Isso representa muito dinheiro para as empresas, mas não para as comunidades locais", diz Elida Castillo, membro do CCAPE e diretora do Chispa Texas, um coletivo ambiental que quer reformar a democracia local e encorajar uma forte participação dos eleitores latinos. Para além da poluição atmosférica, o acesso das famílias à água tornou-se uma questão chave. As carências aumentaram em todo o Texas em 2022. "O fardo é para o público quando estas empresas de petróleo e gás são autorizadas a utilizar todo a água que querem, mesmo sob restrições de seca", diz Elida Castillo.

Histórias partilhadas de degradação ambiental levaram à formação de alianças entre as áreas de extração e exportação de gás no Texas. Em 2019, formou-se a Coligação da Costa do Golfo Pérmico entre os residentes do Golfo do México e da Bacia do Pérmico dos EUA. Em Arlington, a fraturação hidráulica no meio da cidade levou Ranjana Bhandari a fundar a organização comunitária Liveable Arlington para aumentar a sensibilização para os riscos sanitários e opor-se a novas perfurações. Com mais de 30 poços de gás em funcionamento, a TotalEnergies é uma das empresas mais ativas na região.

"Em 2018, 2020 e novamente em 2021, todas as novas pedidos de licença da Total em Arlington foram para perfuração perto de infantários", diz ela. Pergunto-me se eles pensam sequer no impacto que todas as suas fraturas aqui terão no público". No Texas, Arlington não é o único local onde os projetos relacionados com a Total trazem preocupações de segurança: a 8 de junho de 2022, uma explosão na refinaria para exportação de GNL Freeport, onde a Total é um parceiro de exportação, gerou uma bola de fogo com mais de 100 metros de altura.

Na Louisiana, a leste do Texas, três terminais de GNL exportam cerca de 50% do GNL dos EUA. "À noite, a minha propriedade ilumina-se como Las Vegas", diz John Allaire. Ele é proprietário de mais de 100 hectares de terrenos costeiros adjacentes ao novo terminal Calcasieu Pass, operado pela Venture Global, em Cameron. A poluição luminosa, o aumento da erosão devido à expansão dos canais e o ruído constante agudizam o impacto do terminal nos habitats costeiros, que estão agora ameaçados pela subida do nível do mar. Isto é agravado por um número crescente de furacões de alta intensidade, que têm tido efeitos devastadores na Louisiana e no Texas nos últimos anos.

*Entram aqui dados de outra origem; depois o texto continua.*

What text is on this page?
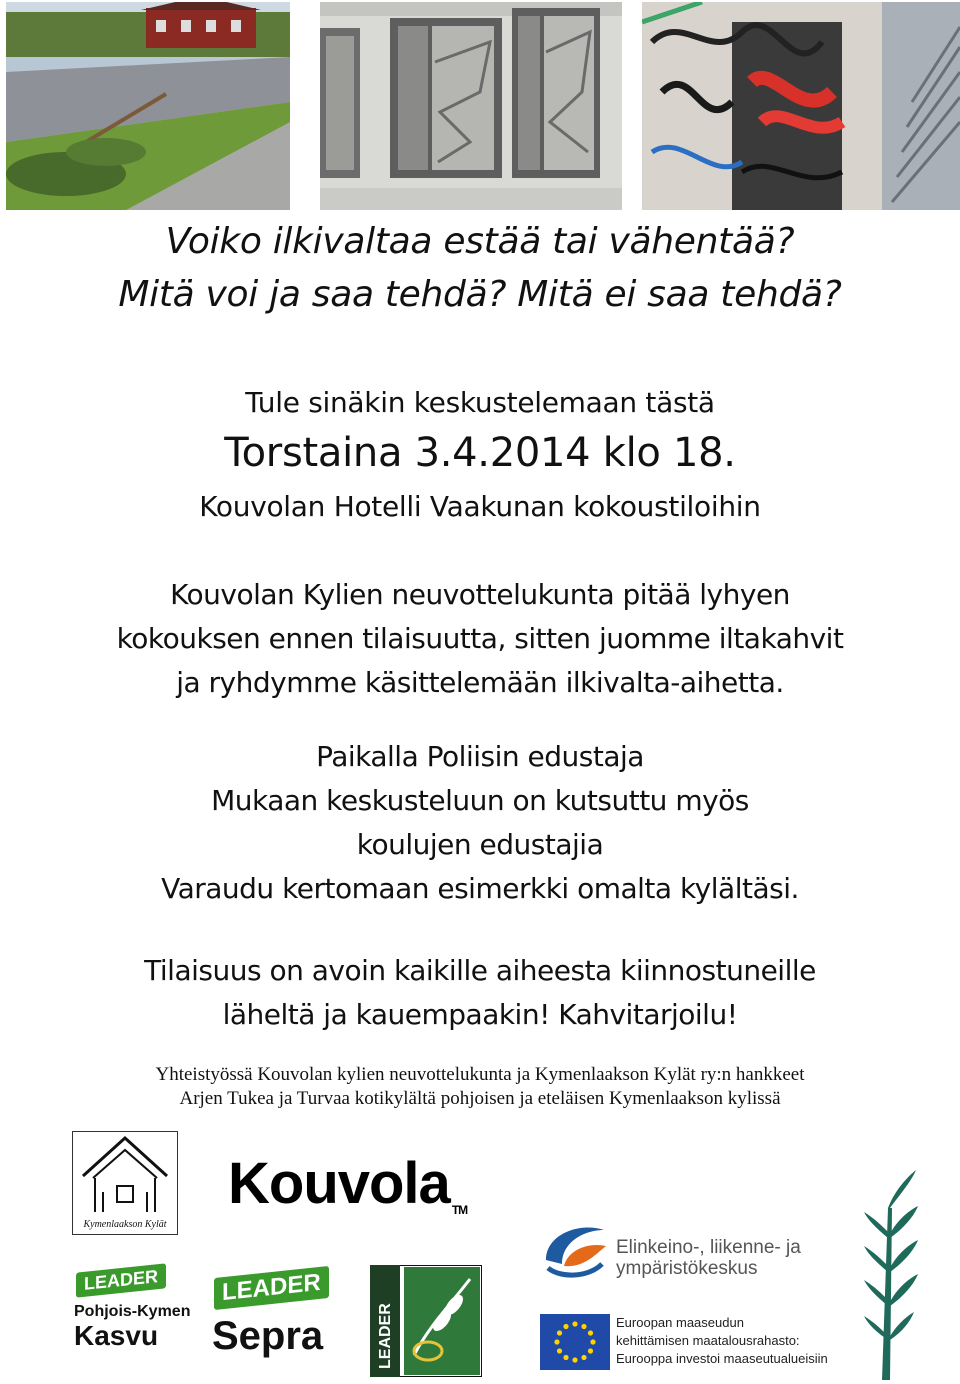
Voiko ilkivaltaa estää tai vähentää?
Mitä voi ja saa tehdä? Mitä ei saa tehdä?
Tule sinäkin keskustelemaan tästä
Torstaina 3.4.2014 klo 18.
Kouvolan Hotelli Vaakunan kokoustiloihin
Kouvolan Kylien neuvottelukunta pitää lyhyen
kokouksen ennen tilaisuutta, sitten juomme iltakahvit
ja ryhdymme käsittelemään ilkivalta-aihetta.
Paikalla Poliisin edustaja
Mukaan keskusteluun on kutsuttu myös
koulujen edustajia
Varaudu kertomaan esimerkki omalta kylältäsi.
Tilaisuus on avoin kaikille aiheesta kiinnostuneille
läheltä ja kauempaakin! Kahvitarjoilu!
Yhteistyössä Kouvolan kylien neuvottelukunta ja Kymenlaakson Kylät ry:n hankkeet
Arjen Tukea ja Turvaa kotikylältä pohjoisen ja eteläisen Kymenlaakson kylissä
Kymenlaakson Kylät
Kouvola TM
LEADER
Pohjois-Kymen
Kasvu
LEADER
Sepra	LEADER
Elinkeino-, liikenne- ja
ympäristökeskus
Euroopan maaseudun
kehittämisen maatalousrahasto:
Eurooppa investoi maaseutualueisiin
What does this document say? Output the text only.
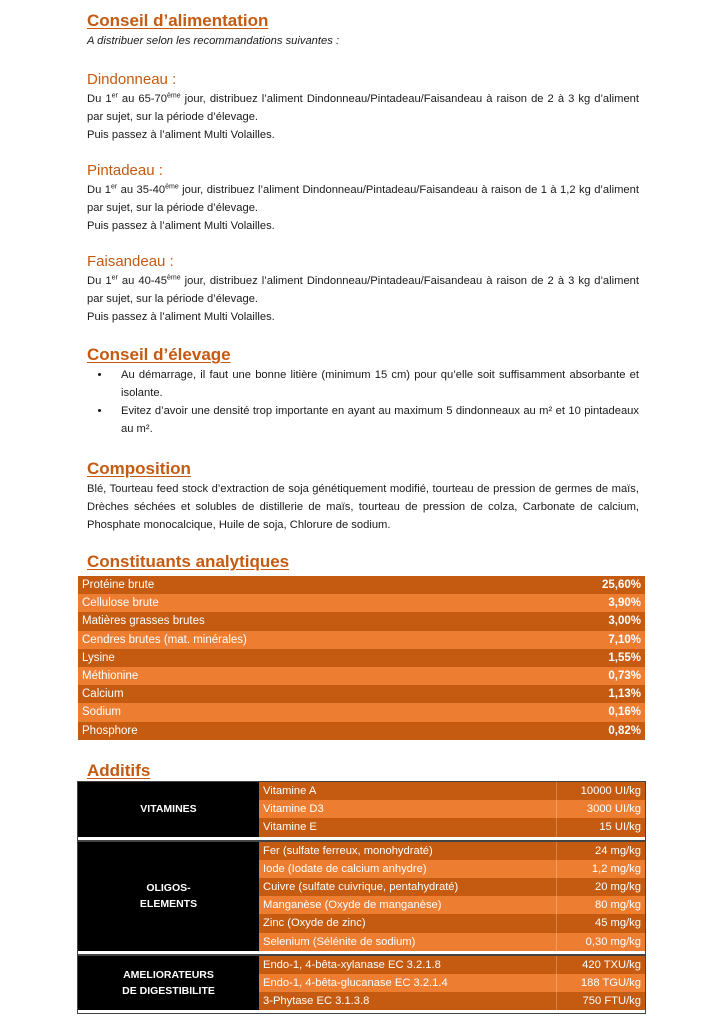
Conseil d’alimentation

A distribuer selon les recommandations suivantes :

Dindonneau :

Du 1er au 65-70ème jour, distribuez l’aliment Dindonneau/Pintadeau/Faisandeau à raison de 2 à 3 kg d’aliment par sujet, sur la période d’élevage.

Puis passez à l’aliment Multi Volailles.

Pintadeau :

Du 1er au 35-40ème jour, distribuez l’aliment Dindonneau/Pintadeau/Faisandeau à raison de 1 à 1,2 kg d’aliment par sujet, sur la période d’élevage.

Puis passez à l’aliment Multi Volailles.

Faisandeau :

Du 1er au 40-45ème jour, distribuez l’aliment Dindonneau/Pintadeau/Faisandeau à raison de 2 à 3 kg d’aliment par sujet, sur la période d’élevage.

Puis passez à l’aliment Multi Volailles.

Conseil d’élevage
• Au démarrage, il faut une bonne litière (minimum 15 cm) pour qu’elle soit suffisamment absorbante et isolante.
• Evitez d’avoir une densité trop importante en ayant au maximum 5 dindonneaux au m² et 10 pintadeaux au m².
Composition

Blé, Tourteau feed stock d’extraction de soja génétiquement modifié, tourteau de pression de germes de maïs, Drèches séchées et solubles de distillerie de maïs, tourteau de pression de colza, Carbonate de calcium, Phosphate monocalcique, Huile de soja, Chlorure de sodium.

Constituants analytiques
Additifs
Protéine brute	25,60%
Cellulose brute	3,90%
Matières grasses brutes	3,00%
Cendres brutes (mat. minérales)	7,10%
Lysine	1,55%
Méthionine	0,73%
Calcium	1,13%
Sodium	0,16%
Phosphore	0,82%
VITAMINES
Vitamine A	10000 UI/kg
Vitamine D3	3000 UI/kg
Vitamine E	15 UI/kg
OLIGOS-
ELEMENTS
Fer (sulfate ferreux, monohydraté)	24 mg/kg
Iode (Iodate de calcium anhydre)	1,2 mg/kg
Cuivre (sulfate cuivrique, pentahydraté)	20 mg/kg
Manganèse (Oxyde de manganèse)	80 mg/kg
Zinc (Oxyde de zinc)	45 mg/kg
Selenium (Sélénite de sodium)	0,30 mg/kg
AMELIORATEURS
DE DIGESTIBILITE
Endo-1, 4-bêta-xylanase EC 3.2.1.8	420 TXU/kg
Endo-1, 4-bêta-glucanase EC 3.2.1.4	188 TGU/kg
3-Phytase EC 3.1.3.8	750 FTU/kg
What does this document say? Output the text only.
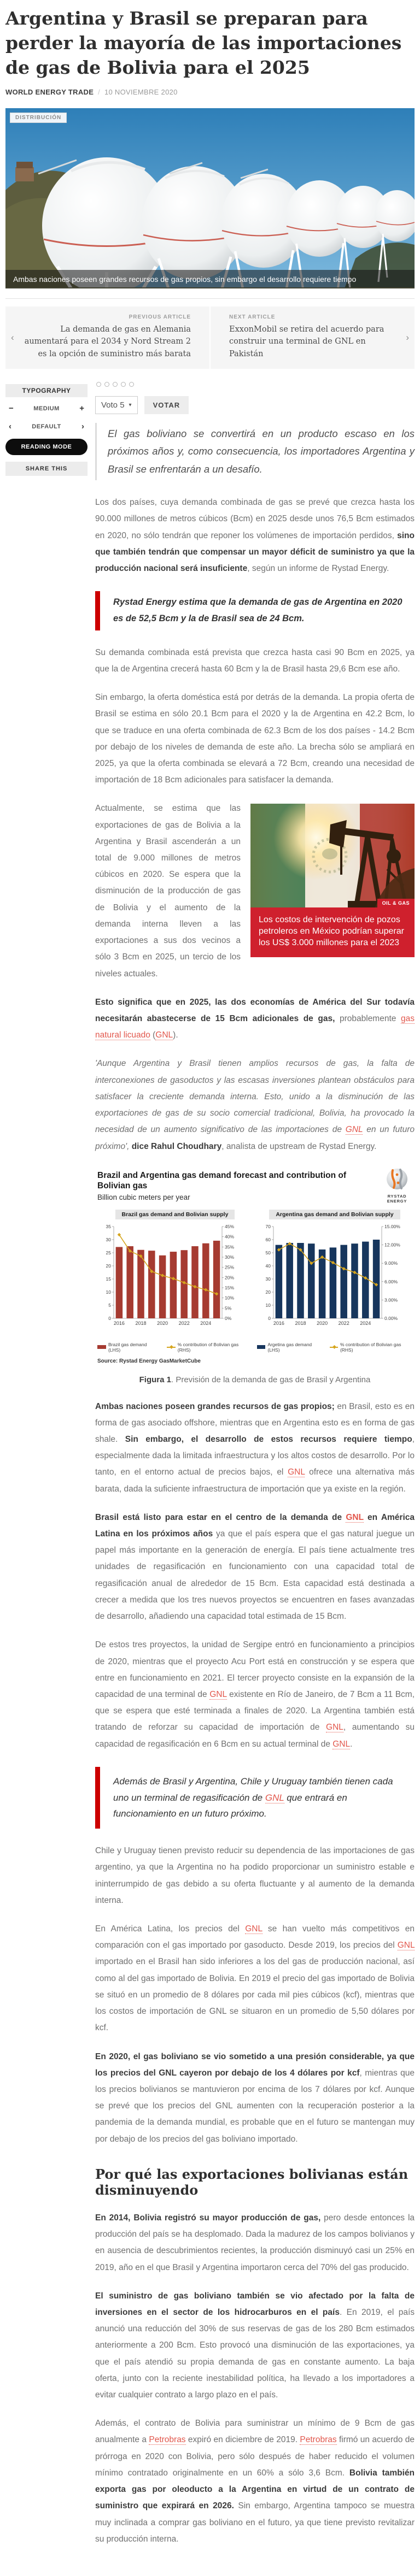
Argentina y Brasil se preparan para perder la mayoría de las importaciones de gas de Bolivia para el 2025
WORLD ENERGY TRADE / 10 NOVIEMBRE 2020
DISTRIBUCIÓN
Ambas naciones poseen grandes recursos de gas propios, sin embargo el desarrollo requiere tiempo
‹
PREVIOUS ARTICLE
La demanda de gas en Alemania aumentará para el 2034 y Nord Stream 2 es la opción de suministro más barata
›
NEXT ARTICLE
ExxonMobil se retira del acuerdo para construir una terminal de GNL en Pakistán
TYPOGRAPHY
−	MEDIUM +
‹	DEFAULT ›
READING MODE
SHARE THIS
Voto 5 ▾	VOTAR
El gas boliviano se convertirá en un producto escaso en los próximos años y, como consecuencia, los importadores Argentina y Brasil se enfrentarán a un desafío.

Los dos países, cuya demanda combinada de gas se prevé que crezca hasta los 90.000 millones de metros cúbicos (Bcm) en 2025 desde unos 76,5 Bcm estimados en 2020, no sólo tendrán que reponer los volúmenes de importación perdidos, sino que también tendrán que compensar un mayor déficit de suministro ya que la producción nacional será insuficiente, según un informe de Rystad Energy.

Rystad Energy estima que la demanda de gas de Argentina en 2020 es de 52,5 Bcm y la de Brasil sea de 24 Bcm.

Su demanda combinada está prevista que crezca hasta casi 90 Bcm en 2025, ya que la de Argentina crecerá hasta 60 Bcm y la de Brasil hasta 29,6 Bcm ese año.

Sin embargo, la oferta doméstica está por detrás de la demanda. La propia oferta de Brasil se estima en sólo 20.1 Bcm para el 2020 y la de Argentina en 42.2 Bcm, lo que se traduce en una oferta combinada de 62.3 Bcm de los dos países - 14.2 Bcm por debajo de los niveles de demanda de este año. La brecha sólo se ampliará en 2025, ya que la oferta combinada se elevará a 72 Bcm, creando una necesidad de importación de 18 Bcm adicionales para satisfacer la demanda.

OIL & GAS
Los costos de intervención de pozos petroleros en México podrían superar los US$ 3.000 millones para el 2023

Actualmente, se estima que las exportaciones de gas de Bolivia a la Argentina y Brasil ascenderán a un total de 9.000 millones de metros cúbicos en 2020. Se espera que la disminución de la producción de gas de Bolivia y el aumento de la demanda interna lleven a las exportaciones a sus dos vecinos a sólo 3 Bcm en 2025, un tercio de los niveles actuales.

Esto significa que en 2025, las dos economías de América del Sur todavía necesitarán abastecerse de 15 Bcm adicionales de gas, probablemente gas natural licuado (GNL).

'Aunque Argentina y Brasil tienen amplios recursos de gas, la falta de interconexiones de gasoductos y las escasas inversiones plantean obstáculos para satisfacer la creciente demanda interna. Esto, unido a la disminución de las exportaciones de gas de su socio comercial tradicional, Bolivia, ha provocado la necesidad de un aumento significativo de las importaciones de GNL en un futuro próximo', dice Rahul Choudhary, analista de upstream de Rystad Energy.

Brazil and Argentina gas demand forecast and contribution of Bolivian gas
Billion cubic meters per year	RYSTAD ENERGY
Brazil gas demand and Bolivian supply
0
5
10
15
20
25
30
35
0%
5%
10%
15%
20%
25%
30%
35%
40%
45%
2016 2018 2020 2022 2024
Brazil gas demand (LHS)
% contribution of Bolivian gas (RHS)
Argentina gas demand and Bolivian supply
0
10
20
30
40
50
60
70
0.00%
3.00%
6.00%
9.00%
12.00%
15.00%
2016 2018 2020 2022 2024
Argetina gas demand (LHS)
% contribution of Bolivian gas (RHS)
Source: Rystad Energy GasMarketCube
Figura 1. Previsión de la demanda de gas de Brasil y Argentina

Ambas naciones poseen grandes recursos de gas propios; en Brasil, esto es en forma de gas asociado offshore, mientras que en Argentina esto es en forma de gas shale. Sin embargo, el desarrollo de estos recursos requiere tiempo, especialmente dada la limitada infraestructura y los altos costos de desarrollo. Por lo tanto, en el entorno actual de precios bajos, el GNL ofrece una alternativa más barata, dada la suficiente infraestructura de importación que ya existe en la región.

Brasil está listo para estar en el centro de la demanda de GNL en América Latina en los próximos años ya que el país espera que el gas natural juegue un papel más importante en la generación de energía. El país tiene actualmente tres unidades de regasificación en funcionamiento con una capacidad total de regasificación anual de alrededor de 15 Bcm. Esta capacidad está destinada a crecer a medida que los tres nuevos proyectos se encuentren en fases avanzadas de desarrollo, añadiendo una capacidad total estimada de 15 Bcm.

De estos tres proyectos, la unidad de Sergipe entró en funcionamiento a principios de 2020, mientras que el proyecto Acu Port está en construcción y se espera que entre en funcionamiento en 2021. El tercer proyecto consiste en la expansión de la capacidad de una terminal de GNL existente en Río de Janeiro, de 7 Bcm a 11 Bcm, que se espera que esté terminada a finales de 2020. La Argentina también está tratando de reforzar su capacidad de importación de GNL, aumentando su capacidad de regasificación en 6 Bcm en su actual terminal de GNL.

Además de Brasil y Argentina, Chile y Uruguay también tienen cada uno un terminal de regasificación de GNL que entrará en funcionamiento en un futuro próximo.

Chile y Uruguay tienen previsto reducir su dependencia de las importaciones de gas argentino, ya que la Argentina no ha podido proporcionar un suministro estable e ininterrumpido de gas debido a su oferta fluctuante y al aumento de la demanda interna.

En América Latina, los precios del GNL se han vuelto más competitivos en comparación con el gas importado por gasoducto. Desde 2019, los precios del GNL importado en el Brasil han sido inferiores a los del gas de producción nacional, así como al del gas importado de Bolivia. En 2019 el precio del gas importado de Bolivia se situó en un promedio de 8 dólares por cada mil pies cúbicos (kcf), mientras que los costos de importación de GNL se situaron en un promedio de 5,50 dólares por kcf.

En 2020, el gas boliviano se vio sometido a una presión considerable, ya que los precios del GNL cayeron por debajo de los 4 dólares por kcf, mientras que los precios bolivianos se mantuvieron por encima de los 7 dólares por kcf. Aunque se prevé que los precios del GNL aumenten con la recuperación posterior a la pandemia de la demanda mundial, es probable que en el futuro se mantengan muy por debajo de los precios del gas boliviano importado.

Por qué las exportaciones bolivianas están disminuyendo

En 2014, Bolivia registró su mayor producción de gas, pero desde entonces la producción del país se ha desplomado. Dada la madurez de los campos bolivianos y en ausencia de descubrimientos recientes, la producción disminuyó casi un 25% en 2019, año en el que Brasil y Argentina importaron cerca del 70% del gas producido.

El suministro de gas boliviano también se vio afectado por la falta de inversiones en el sector de los hidrocarburos en el país. En 2019, el país anunció una reducción del 30% de sus reservas de gas de los 280 Bcm estimados anteriormente a 200 Bcm. Esto provocó una disminución de las exportaciones, ya que el país atendió su propia demanda de gas en constante aumento. La baja oferta, junto con la reciente inestabilidad política, ha llevado a los importadores a evitar cualquier contrato a largo plazo en el país.

Además, el contrato de Bolivia para suministrar un mínimo de 9 Bcm de gas anualmente a Petrobras expiró en diciembre de 2019. Petrobras firmó un acuerdo de prórroga en 2020 con Bolivia, pero sólo después de haber reducido el volumen mínimo contratado originalmente en un 60% a sólo 3,6 Bcm. Bolivia también exporta gas por oleoducto a la Argentina en virtud de un contrato de suministro que expirará en 2026. Sin embargo, Argentina tampoco se muestra muy inclinada a comprar gas boliviano en el futuro, ya que tiene previsto revitalizar su producción interna.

No Sul do Texas, grupos locais e associações francesas têm vindo a trabalhar em conjunto desde 2017 para se oporem ao projecto Rio Grande GNL. Esta solidariedade internacional demonstrou a sua eficácia: a 28 de março, o Sierra Club, a Tribo Carrizo Comecrudo do Texas, os Friends of the Earth e a Reclaim Finance anunciaram que a Société Générale se tinha retirado como consultora financeira do Rio Grande LNG. Esta vitória faz lembrar a de 2017, quando o BNP Paribas se retirou dos investimentos relacionados com o gás xistoso e o seu papel como consultor financeiro do projeto Texas LNG, também planeado para o Vale do Rio Grande.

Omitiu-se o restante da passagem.